Une troisième raison de s'intéresser au saint-simonisme est le retour de cette idéologie au sommet de l'Etat depuis l'élection d'Emmanuel Macron en 2007. Plusieurs personnalités qui sont elles-mêmes imprégnées d'idéologie le mentionnent, soit pour s'en réjouir (Jacques Julliard) soit pour le critiquer (Frédéric Rouvillois qu'on dit maurassien, source WP).
Une quatrième raison de s'intéresser au saint-simonisme est l'état actuel de motivation de la jeunesse, qui s'interroge sur les carrières que leurs ainés leur proposent.dans un contexte de crise lancinante et sur fond de dérèglement climatique. Il y a dans le saint-simonisme une réflexion sur trois types de flux qui dominent encore aujourd'hui la société française et même européenne : le savoir, l'argent, la considération. Trois éléments que nous serons amenés à analyser au prisme des valeurs chrétiennes authentiques. En particulier, la considération peut être ce qui motive le plus dans une carrière, quand ce n'est pas l'argent.

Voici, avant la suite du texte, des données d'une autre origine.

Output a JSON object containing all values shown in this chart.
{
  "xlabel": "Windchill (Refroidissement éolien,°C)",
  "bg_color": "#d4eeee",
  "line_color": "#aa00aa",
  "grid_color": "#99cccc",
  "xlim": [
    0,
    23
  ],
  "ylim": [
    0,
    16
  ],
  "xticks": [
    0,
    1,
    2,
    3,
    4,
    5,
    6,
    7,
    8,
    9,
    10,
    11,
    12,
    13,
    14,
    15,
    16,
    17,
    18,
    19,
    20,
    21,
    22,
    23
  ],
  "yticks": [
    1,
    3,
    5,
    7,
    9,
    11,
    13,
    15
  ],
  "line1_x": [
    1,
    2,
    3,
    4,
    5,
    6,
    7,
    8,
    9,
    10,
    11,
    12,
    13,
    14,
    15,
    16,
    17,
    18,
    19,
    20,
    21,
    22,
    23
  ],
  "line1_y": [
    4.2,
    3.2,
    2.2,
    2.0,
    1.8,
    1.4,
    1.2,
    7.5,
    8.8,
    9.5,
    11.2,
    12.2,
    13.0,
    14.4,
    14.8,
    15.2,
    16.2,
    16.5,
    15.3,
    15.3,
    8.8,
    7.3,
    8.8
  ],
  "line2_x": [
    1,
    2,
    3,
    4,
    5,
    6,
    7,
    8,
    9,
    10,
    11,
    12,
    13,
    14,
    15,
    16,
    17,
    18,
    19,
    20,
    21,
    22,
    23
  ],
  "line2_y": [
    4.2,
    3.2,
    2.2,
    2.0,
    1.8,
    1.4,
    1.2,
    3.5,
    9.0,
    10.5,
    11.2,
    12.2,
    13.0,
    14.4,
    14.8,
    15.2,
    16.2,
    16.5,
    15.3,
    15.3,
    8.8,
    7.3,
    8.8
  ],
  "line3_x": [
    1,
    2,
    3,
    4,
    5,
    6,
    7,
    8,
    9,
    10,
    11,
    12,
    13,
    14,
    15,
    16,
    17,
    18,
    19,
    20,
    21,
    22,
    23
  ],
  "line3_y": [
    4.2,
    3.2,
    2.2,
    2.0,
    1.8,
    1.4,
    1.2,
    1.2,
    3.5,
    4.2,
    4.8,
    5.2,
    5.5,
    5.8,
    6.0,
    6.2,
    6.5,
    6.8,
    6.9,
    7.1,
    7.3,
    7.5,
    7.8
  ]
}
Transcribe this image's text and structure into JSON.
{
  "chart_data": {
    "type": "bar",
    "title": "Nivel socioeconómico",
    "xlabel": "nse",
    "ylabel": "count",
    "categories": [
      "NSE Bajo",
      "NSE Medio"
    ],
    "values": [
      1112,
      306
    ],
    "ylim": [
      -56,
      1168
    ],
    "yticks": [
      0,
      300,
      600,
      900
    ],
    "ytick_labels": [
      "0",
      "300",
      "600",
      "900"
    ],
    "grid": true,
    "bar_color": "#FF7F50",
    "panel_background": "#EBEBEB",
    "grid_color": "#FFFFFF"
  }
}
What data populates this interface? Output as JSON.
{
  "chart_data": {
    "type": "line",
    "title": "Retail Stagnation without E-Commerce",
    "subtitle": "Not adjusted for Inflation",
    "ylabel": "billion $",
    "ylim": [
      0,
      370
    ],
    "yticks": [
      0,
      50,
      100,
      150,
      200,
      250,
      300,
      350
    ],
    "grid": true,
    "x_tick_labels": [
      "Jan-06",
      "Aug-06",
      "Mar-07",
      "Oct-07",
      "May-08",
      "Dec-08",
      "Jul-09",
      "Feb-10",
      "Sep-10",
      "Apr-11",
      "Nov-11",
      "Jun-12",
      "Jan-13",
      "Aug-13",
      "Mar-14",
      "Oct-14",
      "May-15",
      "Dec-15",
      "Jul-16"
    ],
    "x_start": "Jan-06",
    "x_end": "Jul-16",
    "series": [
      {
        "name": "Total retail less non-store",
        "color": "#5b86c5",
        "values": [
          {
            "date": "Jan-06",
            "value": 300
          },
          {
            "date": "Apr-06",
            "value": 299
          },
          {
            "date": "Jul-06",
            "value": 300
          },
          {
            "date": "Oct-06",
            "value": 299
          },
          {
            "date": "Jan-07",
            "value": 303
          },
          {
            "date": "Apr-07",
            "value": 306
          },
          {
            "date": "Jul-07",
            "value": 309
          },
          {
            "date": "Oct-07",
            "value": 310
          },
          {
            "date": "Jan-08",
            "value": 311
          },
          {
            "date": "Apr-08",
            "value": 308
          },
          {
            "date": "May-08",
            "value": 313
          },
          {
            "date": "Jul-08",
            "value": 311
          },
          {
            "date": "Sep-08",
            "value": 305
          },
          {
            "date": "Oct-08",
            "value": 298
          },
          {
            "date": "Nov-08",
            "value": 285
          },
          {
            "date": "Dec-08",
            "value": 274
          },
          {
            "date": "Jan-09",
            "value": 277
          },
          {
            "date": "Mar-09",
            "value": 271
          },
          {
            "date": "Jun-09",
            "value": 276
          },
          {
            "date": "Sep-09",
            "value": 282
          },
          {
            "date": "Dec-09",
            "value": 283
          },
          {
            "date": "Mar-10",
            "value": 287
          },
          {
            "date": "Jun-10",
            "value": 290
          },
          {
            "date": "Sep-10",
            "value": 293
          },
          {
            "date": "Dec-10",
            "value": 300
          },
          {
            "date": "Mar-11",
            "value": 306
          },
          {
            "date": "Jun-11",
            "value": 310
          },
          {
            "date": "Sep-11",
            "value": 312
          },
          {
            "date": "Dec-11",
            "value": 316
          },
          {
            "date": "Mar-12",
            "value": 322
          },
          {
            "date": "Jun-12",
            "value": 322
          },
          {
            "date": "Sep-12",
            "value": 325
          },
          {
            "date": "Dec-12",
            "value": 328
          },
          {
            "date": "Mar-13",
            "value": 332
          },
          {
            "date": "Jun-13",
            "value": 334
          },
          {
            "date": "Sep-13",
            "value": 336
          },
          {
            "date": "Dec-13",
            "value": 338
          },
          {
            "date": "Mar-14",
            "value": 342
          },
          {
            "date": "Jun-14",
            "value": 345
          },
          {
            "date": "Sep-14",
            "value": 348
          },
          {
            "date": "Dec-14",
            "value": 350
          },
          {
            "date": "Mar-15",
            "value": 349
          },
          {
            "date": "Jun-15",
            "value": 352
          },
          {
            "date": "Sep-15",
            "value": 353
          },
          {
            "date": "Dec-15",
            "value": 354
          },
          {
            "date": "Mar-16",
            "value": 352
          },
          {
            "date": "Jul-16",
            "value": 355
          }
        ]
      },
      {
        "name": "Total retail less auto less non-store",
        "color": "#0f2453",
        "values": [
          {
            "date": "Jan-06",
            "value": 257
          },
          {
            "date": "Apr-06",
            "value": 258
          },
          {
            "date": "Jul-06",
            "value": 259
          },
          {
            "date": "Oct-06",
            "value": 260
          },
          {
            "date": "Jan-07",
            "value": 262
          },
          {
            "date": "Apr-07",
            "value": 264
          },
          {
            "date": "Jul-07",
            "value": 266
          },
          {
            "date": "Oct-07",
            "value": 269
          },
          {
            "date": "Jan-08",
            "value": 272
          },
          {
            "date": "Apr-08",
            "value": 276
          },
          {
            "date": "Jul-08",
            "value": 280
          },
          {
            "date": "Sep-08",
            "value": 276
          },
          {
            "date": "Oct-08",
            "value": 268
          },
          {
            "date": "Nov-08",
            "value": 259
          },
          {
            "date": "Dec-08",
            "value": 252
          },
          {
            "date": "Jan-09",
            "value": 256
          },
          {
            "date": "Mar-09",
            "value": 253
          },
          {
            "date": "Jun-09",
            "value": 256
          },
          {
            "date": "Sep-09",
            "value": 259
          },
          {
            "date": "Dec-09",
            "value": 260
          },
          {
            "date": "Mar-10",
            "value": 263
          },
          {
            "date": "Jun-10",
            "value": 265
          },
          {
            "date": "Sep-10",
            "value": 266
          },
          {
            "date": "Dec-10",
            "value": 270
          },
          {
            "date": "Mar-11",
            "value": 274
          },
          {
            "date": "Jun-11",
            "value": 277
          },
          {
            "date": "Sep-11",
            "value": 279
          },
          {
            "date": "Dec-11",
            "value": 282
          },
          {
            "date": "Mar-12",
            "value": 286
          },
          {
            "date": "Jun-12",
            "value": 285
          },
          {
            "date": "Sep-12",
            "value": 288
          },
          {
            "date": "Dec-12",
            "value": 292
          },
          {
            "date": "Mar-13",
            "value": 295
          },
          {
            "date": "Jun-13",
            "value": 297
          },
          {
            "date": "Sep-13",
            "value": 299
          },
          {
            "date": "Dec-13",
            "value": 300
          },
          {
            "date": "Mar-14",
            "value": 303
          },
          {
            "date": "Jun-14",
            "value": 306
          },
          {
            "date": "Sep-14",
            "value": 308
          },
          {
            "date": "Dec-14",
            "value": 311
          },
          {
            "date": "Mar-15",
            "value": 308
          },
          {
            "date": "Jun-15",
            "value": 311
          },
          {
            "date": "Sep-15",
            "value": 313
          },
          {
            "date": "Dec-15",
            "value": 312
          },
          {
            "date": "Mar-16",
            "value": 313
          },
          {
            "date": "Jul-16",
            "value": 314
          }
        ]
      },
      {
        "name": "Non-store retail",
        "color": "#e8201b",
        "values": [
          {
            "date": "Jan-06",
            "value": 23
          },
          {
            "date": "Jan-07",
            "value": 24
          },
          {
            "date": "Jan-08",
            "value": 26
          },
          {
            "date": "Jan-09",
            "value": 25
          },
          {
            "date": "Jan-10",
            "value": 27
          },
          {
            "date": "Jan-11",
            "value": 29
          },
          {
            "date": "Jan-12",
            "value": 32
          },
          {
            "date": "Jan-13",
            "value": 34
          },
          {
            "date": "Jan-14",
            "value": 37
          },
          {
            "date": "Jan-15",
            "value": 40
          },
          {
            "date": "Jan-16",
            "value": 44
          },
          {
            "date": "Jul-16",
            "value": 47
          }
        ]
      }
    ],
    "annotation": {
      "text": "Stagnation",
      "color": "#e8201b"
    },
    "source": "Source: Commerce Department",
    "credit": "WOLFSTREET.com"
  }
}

Une cinquième raison de s'intéresser au saint-simonisme est que cette idéologie n'est pas particulièrement favorable à l'environnement. On se souviendra par exemple que le journal saint-simonien Le Producteur affichait le but suivant : « Il s'agit de développer et de répandre les principes d'une philosophie nouvelle. Cette philosophie, basée sur une nouvelle conception de la nature humaine, reconnaît que la destination de l'espèce, sur ce globe, est d'exploiter et de modifier à son plus grand avantage la nature extérieure ». (OPG) On ne peut pas compter sur ceux qui ont créé les problèmes pour les résoudre, disait avec humour Albert Eintein.